Viacom and its Paramount studio , Lionsgate and MGM broke off from CBS' Showtime last spring when they couldn't strike new distribution deals, so they decided to launch their own premium movie channel.
Called "Epix," the studios' joint venture debuts today with access to 15,000 films, including movies from MTV Films and Nickelodeon Movies. And Epix plans on airing movies about nine months after they're shown in theaters, earlier than movies usually appear on the likes of HBO and Showtime. But Epix's big library only has small distribution: Epix only current distribution partner is Verizon's FIOS , making it available in just 2.5 million homes.
The big question: can $9.99 per-month Epix compete with its current limited distribution? Showtime, which is in 17 million U.S. households used to provide $100 million in revenue to Paramount. With such small distribution Epix certainly can't generate near that kind of revenue for Paramount or its other owners.
This morning I interviewed Epix President Mark Greenberg who says that this kind of slow start isn't uncommon for new cable channels.
He also noted the rumors Epix is close to a distribution deal with Dish Network which reaches more than 13 million households.
Epix is making a big push behind its Web site —EpixHD.com— which it's offering free access to for the next three days. Epix is making more than 3,000 titles available online through its "Epix Megaplex." Epix is really trying to "distribute" its content to the web, password-protected for its subscribers of course, just like it is through your cable box.

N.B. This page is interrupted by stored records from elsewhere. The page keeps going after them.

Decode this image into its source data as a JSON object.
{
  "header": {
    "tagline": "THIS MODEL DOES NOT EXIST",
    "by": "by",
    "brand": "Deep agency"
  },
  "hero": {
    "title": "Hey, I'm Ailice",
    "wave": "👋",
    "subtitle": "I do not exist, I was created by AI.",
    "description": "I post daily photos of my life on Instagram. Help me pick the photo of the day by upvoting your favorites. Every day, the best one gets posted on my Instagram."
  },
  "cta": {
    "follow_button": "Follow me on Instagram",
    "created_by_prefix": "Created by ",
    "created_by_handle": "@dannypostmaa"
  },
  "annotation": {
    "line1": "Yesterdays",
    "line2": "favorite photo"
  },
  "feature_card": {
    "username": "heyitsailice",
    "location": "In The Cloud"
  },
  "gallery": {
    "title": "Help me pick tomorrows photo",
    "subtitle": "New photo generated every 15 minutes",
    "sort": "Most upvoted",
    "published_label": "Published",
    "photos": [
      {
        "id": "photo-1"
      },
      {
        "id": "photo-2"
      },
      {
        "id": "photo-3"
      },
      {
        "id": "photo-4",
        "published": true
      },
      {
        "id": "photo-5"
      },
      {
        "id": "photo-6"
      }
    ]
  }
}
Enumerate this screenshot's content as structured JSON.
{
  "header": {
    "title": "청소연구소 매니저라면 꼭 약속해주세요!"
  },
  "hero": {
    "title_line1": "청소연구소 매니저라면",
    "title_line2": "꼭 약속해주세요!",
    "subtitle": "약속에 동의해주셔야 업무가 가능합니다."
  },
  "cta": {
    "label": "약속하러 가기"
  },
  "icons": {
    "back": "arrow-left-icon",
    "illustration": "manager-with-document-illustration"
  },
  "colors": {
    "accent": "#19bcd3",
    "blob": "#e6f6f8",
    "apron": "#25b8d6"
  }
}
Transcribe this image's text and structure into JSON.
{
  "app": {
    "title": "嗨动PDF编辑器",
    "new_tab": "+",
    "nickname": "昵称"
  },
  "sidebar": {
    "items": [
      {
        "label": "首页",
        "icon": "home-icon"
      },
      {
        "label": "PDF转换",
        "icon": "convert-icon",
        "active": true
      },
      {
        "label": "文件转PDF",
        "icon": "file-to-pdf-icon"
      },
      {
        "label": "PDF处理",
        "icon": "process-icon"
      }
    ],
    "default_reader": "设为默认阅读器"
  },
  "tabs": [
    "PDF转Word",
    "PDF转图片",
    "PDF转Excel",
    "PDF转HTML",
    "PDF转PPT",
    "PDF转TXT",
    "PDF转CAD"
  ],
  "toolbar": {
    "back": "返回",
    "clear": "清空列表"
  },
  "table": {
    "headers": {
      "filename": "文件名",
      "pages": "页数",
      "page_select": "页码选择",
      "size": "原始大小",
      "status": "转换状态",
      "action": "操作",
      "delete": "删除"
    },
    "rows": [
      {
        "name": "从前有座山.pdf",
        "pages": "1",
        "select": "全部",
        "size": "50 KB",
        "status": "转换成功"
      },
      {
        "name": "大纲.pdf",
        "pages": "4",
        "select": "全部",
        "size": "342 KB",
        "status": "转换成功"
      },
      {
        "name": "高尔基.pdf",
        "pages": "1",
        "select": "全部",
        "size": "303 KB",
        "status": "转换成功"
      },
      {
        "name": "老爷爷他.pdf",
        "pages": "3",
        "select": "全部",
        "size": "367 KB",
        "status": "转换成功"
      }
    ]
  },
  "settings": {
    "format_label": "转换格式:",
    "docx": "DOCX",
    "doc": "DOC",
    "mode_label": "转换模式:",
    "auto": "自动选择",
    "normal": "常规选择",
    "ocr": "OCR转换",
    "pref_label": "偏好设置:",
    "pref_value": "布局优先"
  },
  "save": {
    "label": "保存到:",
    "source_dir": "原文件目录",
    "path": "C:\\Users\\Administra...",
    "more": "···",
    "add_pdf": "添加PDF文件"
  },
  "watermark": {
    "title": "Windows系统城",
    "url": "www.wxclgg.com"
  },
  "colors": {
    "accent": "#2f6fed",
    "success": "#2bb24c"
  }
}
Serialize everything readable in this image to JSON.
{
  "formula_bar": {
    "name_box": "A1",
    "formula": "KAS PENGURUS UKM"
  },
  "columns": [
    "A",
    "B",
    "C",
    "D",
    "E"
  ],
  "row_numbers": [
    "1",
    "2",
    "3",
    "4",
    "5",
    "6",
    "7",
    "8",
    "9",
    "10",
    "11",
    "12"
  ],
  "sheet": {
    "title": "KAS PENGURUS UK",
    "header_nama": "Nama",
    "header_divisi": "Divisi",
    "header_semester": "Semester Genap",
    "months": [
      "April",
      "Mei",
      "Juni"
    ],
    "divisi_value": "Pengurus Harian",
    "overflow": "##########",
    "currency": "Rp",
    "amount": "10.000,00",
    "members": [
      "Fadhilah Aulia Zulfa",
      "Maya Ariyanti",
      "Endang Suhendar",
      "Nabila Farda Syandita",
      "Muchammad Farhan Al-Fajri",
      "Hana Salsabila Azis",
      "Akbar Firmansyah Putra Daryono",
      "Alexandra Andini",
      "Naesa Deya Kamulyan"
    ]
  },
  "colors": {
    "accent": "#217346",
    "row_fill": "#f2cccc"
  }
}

The concept makes sense: consumers are demanding access to their content anytime, anywhere, the same idea embraced by Comcast's "On Demand Online," and the "TV Everywhere concept Time Warner's CEO Jeff Bewkes is pushing. The question is whether that online access will attract more subscribers or generate incremental revenue.
The marketplace for premium movies is far more crowded than it's ever been. Not only are there a number of premium cable channels — Showtime, HBO and Starz — but now there are a ton of other ways to get movies on demand. Netflix and Amazon's UnBox stream movies on demand right to your television. And then there's the Video-on-Demand that Time Warner Cable and Comcast offer. With consumer spending still tight, we'll see if Epix provides enough value to attract a critical mass of subscribers. It'll be interesting to see if free access to the website this weekend attracts any subscribers who can't get Epix on their TV.